I have been struggling to get good 2D classifications, in particular the side views of my interested membrane protein.
The membrane protein is a trimeric beta-barrel, stablised in detergent micelles. Trimeric size is 50x3=~150kDa, with a particle diameter of ~100A.
After reading multiple threads in the forum, particles were extracted with the box size of 250A (after motion correction and CTF find) for 2D classifications.
I got very good top-down view that clearly indicated the presence of the trimer (with three distinct holes). However, I could only get a blob with limited details which I assumed them to be side views and I want to improve this.
I’ve tried the following parameter settings for 2D classification:
I have also tried to select only 2 classes (guessing to be side views) of ~100k particles for 2D classification.
And they don’t look much like beta-barrel… I’m not sure if it’s due to the front and rear layer of beta-sheets crossing of the barrel that makes it so difficult to align?
Any idea what else to try? Any feedback would be helpful and appreciated!
Do you mind providing a micrograph for reference? What method did you use to pick the particles?

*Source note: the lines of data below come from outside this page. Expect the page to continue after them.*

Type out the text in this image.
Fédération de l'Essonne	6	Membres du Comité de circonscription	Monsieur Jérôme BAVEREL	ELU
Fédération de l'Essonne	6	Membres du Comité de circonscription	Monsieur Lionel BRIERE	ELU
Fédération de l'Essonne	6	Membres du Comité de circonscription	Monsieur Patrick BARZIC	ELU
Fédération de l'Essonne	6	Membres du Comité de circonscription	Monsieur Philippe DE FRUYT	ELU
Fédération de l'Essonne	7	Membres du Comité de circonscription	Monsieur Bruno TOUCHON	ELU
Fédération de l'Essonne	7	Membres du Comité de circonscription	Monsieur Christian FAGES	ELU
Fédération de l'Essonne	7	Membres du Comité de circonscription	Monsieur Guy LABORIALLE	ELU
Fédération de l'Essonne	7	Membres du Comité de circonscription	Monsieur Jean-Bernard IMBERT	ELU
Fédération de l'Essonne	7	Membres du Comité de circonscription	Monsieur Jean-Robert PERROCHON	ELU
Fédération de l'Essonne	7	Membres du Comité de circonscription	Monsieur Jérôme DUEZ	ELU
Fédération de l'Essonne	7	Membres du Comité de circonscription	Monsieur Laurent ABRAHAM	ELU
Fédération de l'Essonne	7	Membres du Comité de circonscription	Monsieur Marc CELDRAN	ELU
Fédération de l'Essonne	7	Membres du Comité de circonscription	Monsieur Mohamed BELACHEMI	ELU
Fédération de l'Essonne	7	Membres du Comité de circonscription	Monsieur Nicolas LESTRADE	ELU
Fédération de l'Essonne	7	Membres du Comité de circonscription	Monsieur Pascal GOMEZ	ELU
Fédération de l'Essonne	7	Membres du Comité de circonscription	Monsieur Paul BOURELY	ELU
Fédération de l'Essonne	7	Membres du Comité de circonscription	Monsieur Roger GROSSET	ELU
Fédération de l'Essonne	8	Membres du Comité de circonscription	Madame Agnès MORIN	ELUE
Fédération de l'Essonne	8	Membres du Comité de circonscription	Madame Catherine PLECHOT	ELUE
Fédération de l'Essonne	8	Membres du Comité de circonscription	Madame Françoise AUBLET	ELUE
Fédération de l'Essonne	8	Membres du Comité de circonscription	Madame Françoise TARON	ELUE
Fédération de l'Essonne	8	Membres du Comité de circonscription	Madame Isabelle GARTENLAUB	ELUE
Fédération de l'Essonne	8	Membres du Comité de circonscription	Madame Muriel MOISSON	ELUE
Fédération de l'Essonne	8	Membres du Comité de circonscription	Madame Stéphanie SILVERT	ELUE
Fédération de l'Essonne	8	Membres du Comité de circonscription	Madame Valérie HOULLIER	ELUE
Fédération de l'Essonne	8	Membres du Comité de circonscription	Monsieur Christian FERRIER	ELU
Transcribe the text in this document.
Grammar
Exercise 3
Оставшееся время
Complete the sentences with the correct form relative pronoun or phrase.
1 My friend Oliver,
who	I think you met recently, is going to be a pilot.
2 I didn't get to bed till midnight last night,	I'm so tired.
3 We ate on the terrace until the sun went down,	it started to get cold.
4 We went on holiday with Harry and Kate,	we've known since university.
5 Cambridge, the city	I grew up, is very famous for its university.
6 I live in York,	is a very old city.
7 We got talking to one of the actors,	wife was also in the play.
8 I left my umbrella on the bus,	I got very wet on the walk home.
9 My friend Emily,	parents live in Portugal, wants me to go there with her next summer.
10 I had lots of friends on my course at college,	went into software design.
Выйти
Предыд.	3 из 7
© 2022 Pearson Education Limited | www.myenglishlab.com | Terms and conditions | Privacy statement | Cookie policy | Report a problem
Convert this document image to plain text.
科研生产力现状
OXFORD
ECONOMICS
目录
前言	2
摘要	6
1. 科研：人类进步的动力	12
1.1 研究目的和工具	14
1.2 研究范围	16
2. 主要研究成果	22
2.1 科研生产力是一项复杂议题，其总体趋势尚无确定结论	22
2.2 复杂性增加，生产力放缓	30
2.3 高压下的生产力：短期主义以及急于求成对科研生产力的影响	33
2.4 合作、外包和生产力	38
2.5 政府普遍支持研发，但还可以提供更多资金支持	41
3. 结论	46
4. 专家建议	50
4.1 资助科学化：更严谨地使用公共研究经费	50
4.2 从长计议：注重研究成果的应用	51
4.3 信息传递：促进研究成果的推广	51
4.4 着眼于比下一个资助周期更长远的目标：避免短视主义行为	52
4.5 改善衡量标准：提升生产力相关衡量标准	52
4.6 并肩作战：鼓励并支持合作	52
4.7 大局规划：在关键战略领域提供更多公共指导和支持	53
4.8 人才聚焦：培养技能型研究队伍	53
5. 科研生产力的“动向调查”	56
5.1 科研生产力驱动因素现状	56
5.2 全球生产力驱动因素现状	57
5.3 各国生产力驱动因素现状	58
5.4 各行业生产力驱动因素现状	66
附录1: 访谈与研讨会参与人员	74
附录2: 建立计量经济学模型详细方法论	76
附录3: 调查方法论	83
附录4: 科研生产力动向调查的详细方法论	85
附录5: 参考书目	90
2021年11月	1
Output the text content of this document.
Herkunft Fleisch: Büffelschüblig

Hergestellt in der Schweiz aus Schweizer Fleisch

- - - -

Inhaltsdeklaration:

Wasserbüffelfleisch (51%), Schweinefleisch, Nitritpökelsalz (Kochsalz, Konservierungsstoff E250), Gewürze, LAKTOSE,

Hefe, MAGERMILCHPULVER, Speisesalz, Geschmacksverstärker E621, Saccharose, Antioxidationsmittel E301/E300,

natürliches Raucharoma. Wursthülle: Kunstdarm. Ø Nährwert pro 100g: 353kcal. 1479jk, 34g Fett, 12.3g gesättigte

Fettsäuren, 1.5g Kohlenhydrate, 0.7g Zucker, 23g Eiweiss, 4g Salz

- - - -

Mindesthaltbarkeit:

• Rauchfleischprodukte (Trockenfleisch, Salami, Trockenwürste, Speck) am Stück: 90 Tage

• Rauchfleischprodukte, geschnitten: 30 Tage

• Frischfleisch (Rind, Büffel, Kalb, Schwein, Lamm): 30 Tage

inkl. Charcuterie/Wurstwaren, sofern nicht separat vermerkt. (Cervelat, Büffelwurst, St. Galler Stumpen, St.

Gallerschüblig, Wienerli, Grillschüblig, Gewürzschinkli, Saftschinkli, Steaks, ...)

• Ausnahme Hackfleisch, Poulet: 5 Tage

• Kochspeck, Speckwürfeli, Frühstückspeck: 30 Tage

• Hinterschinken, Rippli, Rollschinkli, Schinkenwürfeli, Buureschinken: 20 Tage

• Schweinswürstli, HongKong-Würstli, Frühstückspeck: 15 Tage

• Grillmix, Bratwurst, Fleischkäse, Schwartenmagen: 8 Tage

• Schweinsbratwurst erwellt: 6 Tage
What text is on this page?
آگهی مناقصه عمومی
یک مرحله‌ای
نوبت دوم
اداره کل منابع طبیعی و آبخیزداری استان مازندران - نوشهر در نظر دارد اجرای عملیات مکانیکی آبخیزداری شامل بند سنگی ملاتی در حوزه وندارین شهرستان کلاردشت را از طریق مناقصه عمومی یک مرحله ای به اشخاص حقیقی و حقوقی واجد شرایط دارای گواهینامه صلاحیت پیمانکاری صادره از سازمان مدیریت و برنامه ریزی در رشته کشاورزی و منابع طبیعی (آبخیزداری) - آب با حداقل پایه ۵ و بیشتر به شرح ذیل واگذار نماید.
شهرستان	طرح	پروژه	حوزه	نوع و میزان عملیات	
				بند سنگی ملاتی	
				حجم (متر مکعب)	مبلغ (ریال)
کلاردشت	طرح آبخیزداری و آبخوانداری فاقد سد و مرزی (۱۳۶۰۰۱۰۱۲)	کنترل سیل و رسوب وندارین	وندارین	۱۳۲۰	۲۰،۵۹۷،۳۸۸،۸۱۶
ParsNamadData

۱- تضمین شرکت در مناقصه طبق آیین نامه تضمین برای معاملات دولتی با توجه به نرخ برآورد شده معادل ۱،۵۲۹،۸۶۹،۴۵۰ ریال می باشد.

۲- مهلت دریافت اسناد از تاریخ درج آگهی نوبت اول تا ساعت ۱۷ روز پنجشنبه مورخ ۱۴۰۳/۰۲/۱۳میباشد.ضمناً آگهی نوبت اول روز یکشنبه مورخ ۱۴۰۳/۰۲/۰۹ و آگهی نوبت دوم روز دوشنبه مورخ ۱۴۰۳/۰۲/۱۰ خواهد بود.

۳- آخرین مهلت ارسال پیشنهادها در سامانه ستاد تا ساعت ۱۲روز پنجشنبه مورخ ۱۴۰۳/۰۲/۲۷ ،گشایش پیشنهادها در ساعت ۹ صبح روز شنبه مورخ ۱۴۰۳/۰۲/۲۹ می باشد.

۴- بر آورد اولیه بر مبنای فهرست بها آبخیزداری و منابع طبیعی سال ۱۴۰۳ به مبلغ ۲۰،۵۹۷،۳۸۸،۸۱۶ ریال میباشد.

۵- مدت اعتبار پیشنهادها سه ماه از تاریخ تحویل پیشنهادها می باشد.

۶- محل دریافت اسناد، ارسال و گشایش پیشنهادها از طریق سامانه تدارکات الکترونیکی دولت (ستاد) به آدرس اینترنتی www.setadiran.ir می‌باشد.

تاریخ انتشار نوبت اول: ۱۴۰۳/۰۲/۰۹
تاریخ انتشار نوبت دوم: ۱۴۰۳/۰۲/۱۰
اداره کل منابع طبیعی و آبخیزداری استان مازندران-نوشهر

The 2D classification parameter settings you’ve tried seem reasonable enough (some suggestions follow later). What settings did you use to obtain the result you posted?
Could you provide how many particles you are classifying, and into how many respective classes? (Judging by the number of particles in each class average, i estimate over 1.5 million). In general with that amount, you would want to initially:
Classify these into 150-200 classes,
Exclude only obvious junk/crowded classes (see my attached image below. For example, exclude classes boxed in red)
You may start to tease out different views and better looking class averages by this iterative process, and could give Ab initio reconstruction a go with the cleaned up particle set. Probably don’t need to change re-center mask threshold in this case and best to try Force max over poses/shifts turned on as well and compare the results (i imagine you tried already).
Of course, the assumption here is that some side views are present in the data. It would be easy to imagine that top/bottom/oblique views could dominate due to air-water interface interaction/surface charge properties. Or these blurry classes are particles from relatively thicker ice areas/damaged particles/contaminant… Anyway, it is worth to try more extensive cleaning up of the data. Good luck and let us know how it goes!
I followed @ChaiG’s advice and did serial 2D classifications with 200 classes, force max over poses/shifts OFF, 40 online-EM iterations, and 400 batchsize. I left the rest of the parameters on default.
These are the only reasonable classes I’m getting so far, which look like a trimer to me:
These are all of the classes, excluding the ones that are simply noise, which don’t look very nice:
Do you think there are protein micelles in my dataset, and that different views are not aligning for some reason? Or do you think these classes are something other than protein, for example, empty micelles?